Eisläuferinnen gerettet
Hubschrauberaktion am Irrsee
(22.01.2026) Mittwochnachmittag kam es beim Irrsee in der Gemeinde Zell am Moos in Oberösterreich zu einem großen Rettungseinsatz. Zwei Eisläuferinnen im Alter von 49 und 56 Jahren mussten aus dem See gerettet werden, nachdem sie beim Eislaufen in den See eingebrochen waren.
Laut der freiwilligen Feuerwehr Zell am Moos befanden sich die Eisläuferinnen ungefähr 150 Meter vom Ufer entfernt, als sie durch das zu dünne Eis brachen.

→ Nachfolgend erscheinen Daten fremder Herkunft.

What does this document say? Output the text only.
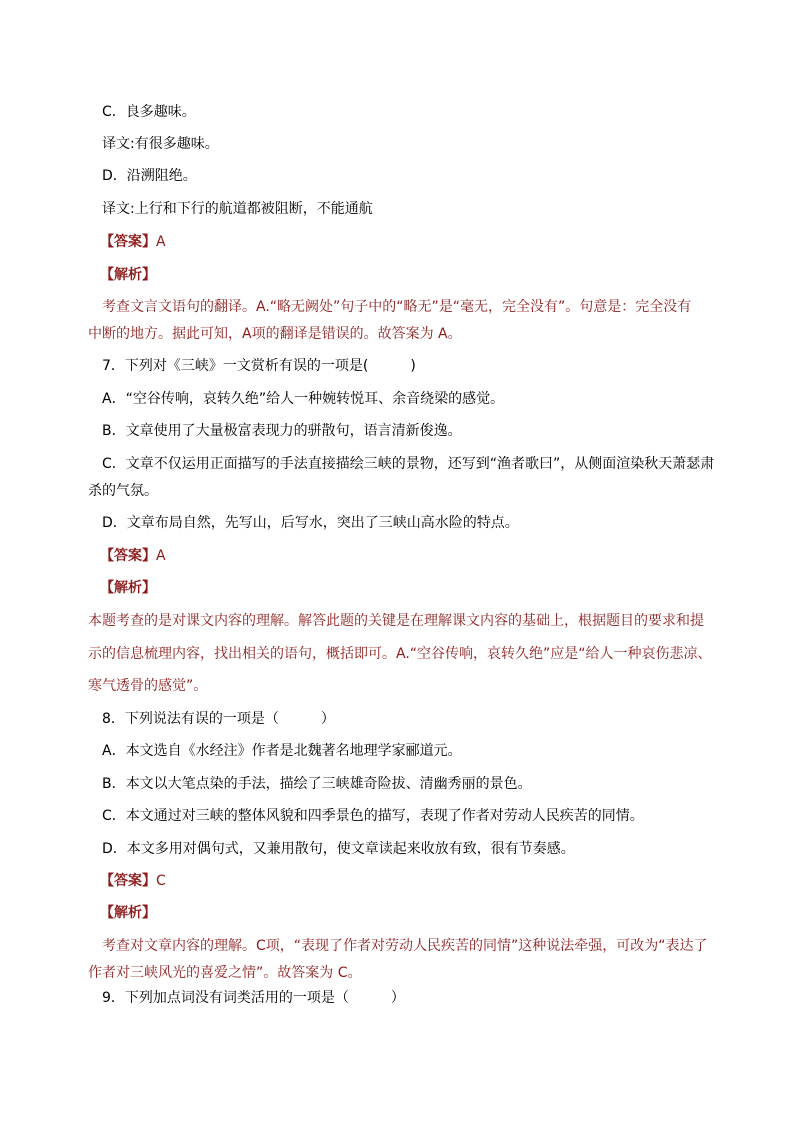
C．良多趣味。
译文:有很多趣味。
D．沿溯阻绝。
译文:上行和下行的航道都被阻断，不能通航
【答案】A
【解析】
考查文言文语句的翻译。A.“略无阙处”句子中的“略无”是“毫无，完全没有”。句意是：完全没有
中断的地方。据此可知，A项的翻译是错误的。故答案为 A。
7．下列对《三峡》一文赏析有误的一项是(　　　)
A．“空谷传响，哀转久绝”给人一种婉转悦耳、余音绕梁的感觉。
B．文章使用了大量极富表现力的骈散句，语言清新俊逸。
C．文章不仅运用正面描写的手法直接描绘三峡的景物，还写到“渔者歌曰”，从侧面渲染秋天萧瑟肃
杀的气氛。
D．文章布局自然，先写山，后写水，突出了三峡山高水险的特点。
【答案】A
【解析】
本题考查的是对课文内容的理解。解答此题的关键是在理解课文内容的基础上，根据题目的要求和提
示的信息梳理内容，找出相关的语句，概括即可。A.“空谷传响，哀转久绝”应是“给人一种哀伤悲凉、
寒气透骨的感觉”。
8．下列说法有误的一项是（　　　）
A．本文选自《水经注》作者是北魏著名地理学家郦道元。
B．本文以大笔点染的手法，描绘了三峡雄奇险拔、清幽秀丽的景色。
C．本文通过对三峡的整体风貌和四季景色的描写，表现了作者对劳动人民疾苦的同情。
D．本文多用对偶句式，又兼用散句，使文章读起来收放有致，很有节奏感。
【答案】C
【解析】
考查对文章内容的理解。C项，“表现了作者对劳动人民疾苦的同情”这种说法牵强，可改为“表达了
作者对三峡风光的喜爱之情”。故答案为 C。
9．下列加点词没有词类活用的一项是（　　　）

Eine der beiden konnte sich aus dem Wasser retten und per Handy ihren Mann kontaktieren, der daraufhin die Einsatzkräfte alarmierte.
Rettungskräfte ebenfalls gefährdet
Zunächst versuchten Polizisten aus Mondsee, mit einem Stand-up-Paddling-Board zu den Frauen zu gelangen. Doch nachdem auch ein Polizist durch die Eisdecke eingebrochen war, musste ein anderer Weg gefunden werden, um die Frauen zu retten. Auch der Versuch der Feuerwehr mit einem Boot zur Unfallstelle zu gelangen, war aufgrund der dünnen Eisschicht auf dem See erfolglos.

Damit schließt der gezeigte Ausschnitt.